Ma allora io sono in perfetto clima?
(note di regia a cura del Prof. Valerio Lopane, regista e musicologo)
Per far rivivere questo "classico", il Circolo musicale Mayr-Donzietti – sapientemente indirizzato dalla competenza del direttore musicale Damiano Maria Carissoni – ha scelto giovani interpreti che rinnovassero la freschezza ed il ritmo di una musica che è già in sé spettacolo, selezionando artisti di riconosciuta solidità e professionalità e già ben conosciuti ed apprezzati dal pubblico.
Di particolare interesse la parte di Isabella – personaggio intraprendente ed estroverso quanto si vuole, ma capace anche di amore e tenerezza, costruita ad hoc da Rossini per Marietta Marcolini –vedrà il debutto sul nostro palcoscenico del vivace e spiritoso mezzosoprano Claudia Marchi, artista affermata e autorevole, alla quale è riservato l'impervio compito di fondere verve scenica e autorevolezza vocale in pagine irte di difficoltà interpretative. Si consegna alle ben note capacità del basso-cantante Luca Gallo la comicità intessuta nella scrittura vocale rossiniana di Mustafà, ricca di agilità e ragguardevoli richieste tecniche. A Livio Scarpellini, maestro di agilità e acuti, è affidato il ruolo da "tenore contraltino", di cui Lindoro – coniugando l'agilità vocale con il languore, l'abbandono e la grazia propria di un personaggio "serio" – è probabilmente il massimo esempio rossiniano. La parte caratterista e svettante di Elvira è affidata a un'autentica fuoriclasse del virtuosismo, il soprano Yuko Sakaguchi. Il mezzosoprano Angela Alessandra Notarnicola ed il basso Giovanni Guerini saranno chiamati a calibrare, con la loro capacità scenica da autentici "buffi", lo spessore comico di Zulma e Haly.
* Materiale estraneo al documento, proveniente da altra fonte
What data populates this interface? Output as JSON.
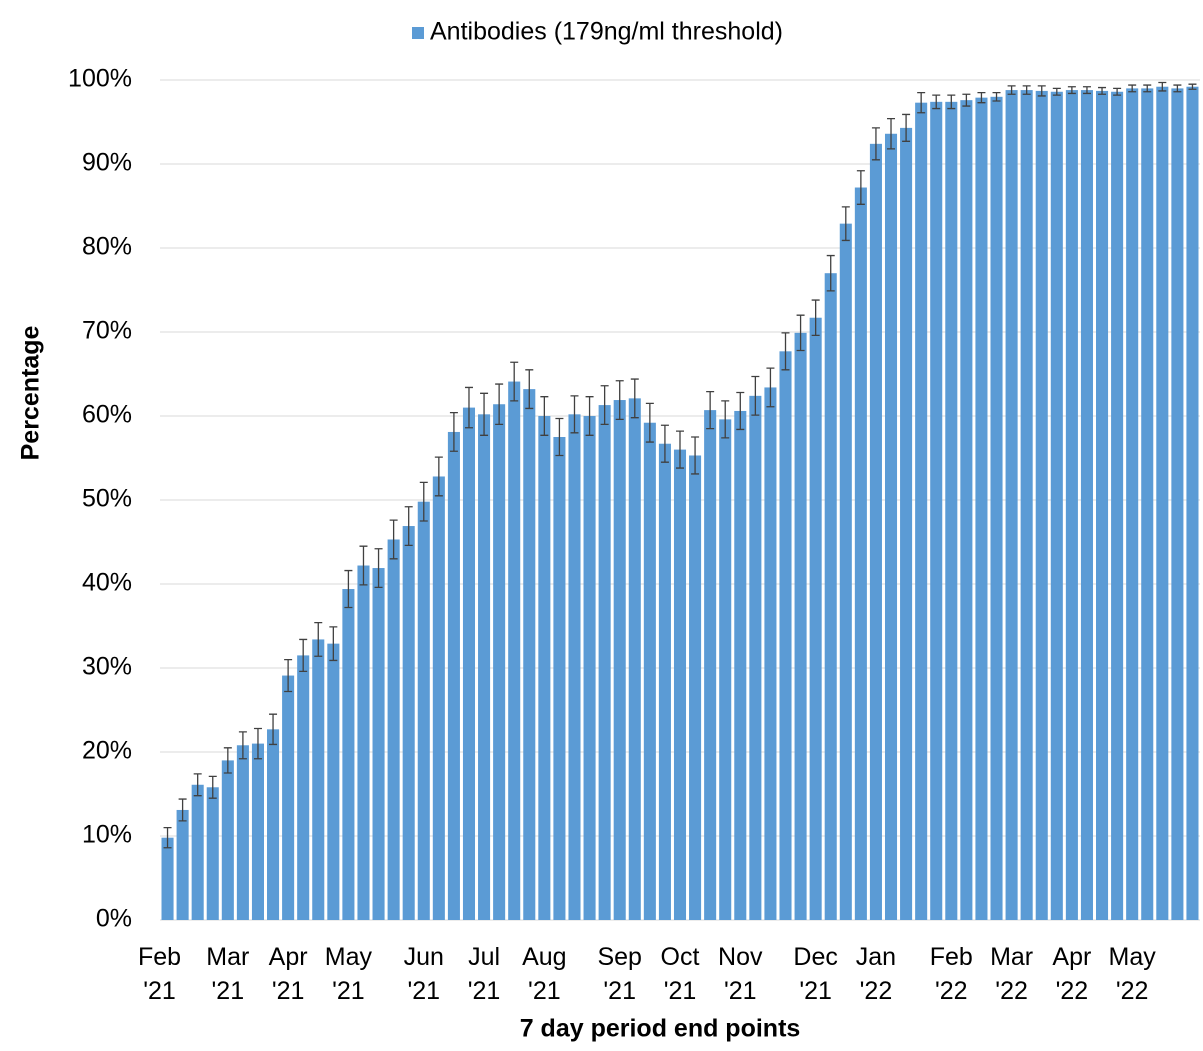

Il carattere di Taddeo è una vera creazione innovativa di Rossini: comicità, lirismo e spigliatezza ne sono i cardini fondamentali e vi sarà impegnato il baritono Enrico Maria Marabelli, un esecutore provetto e sensibile tanto all'aspetto scenico quanto a quello vocale.
Il maestro del coro Ubaldo Composta ci mostrerà anche in questa occasione con quanta dedizione e cura avrà istruito il Coro Opera Ensemble in un'opera che richiede musicalità ed abilità teatrale.
Per rendere il giusto elemento visivo e coreografico al clima "turco" del serraglio di Mustafà, ritorna sul nostro palcoscenico, a quasi un anno di distanza, il Pavlova International Ballet Company con le coreografie curate da Svetlana Pavlova, alla cui professionalità è affidata la caratterizzazione di alcuni dei momenti più pregnanti dell'opera.
Impegnato questa volta in un'opera non di pieno repertorio, il concertatore al pianoforte Damiano Maria Carissoni avrà il compito di adeguare le sue indiscusse doti tecniche, particolarmente necessarie in un'opera a sfondo virtuosistico come questa, ad una lettura stilisticamente autorevole e teatralmente vitale.
La regia di Valerio Lopane, infine, vuole riallacciarsi alla non vastissima tradizione interpretativa dei grandi registi del '900, con il desiderio di fondere le varie esperienze in un amalgama scenicamente e drammaturgicamente rispettoso sia del dettato rossiniano sia del gusto attuale del pubblico.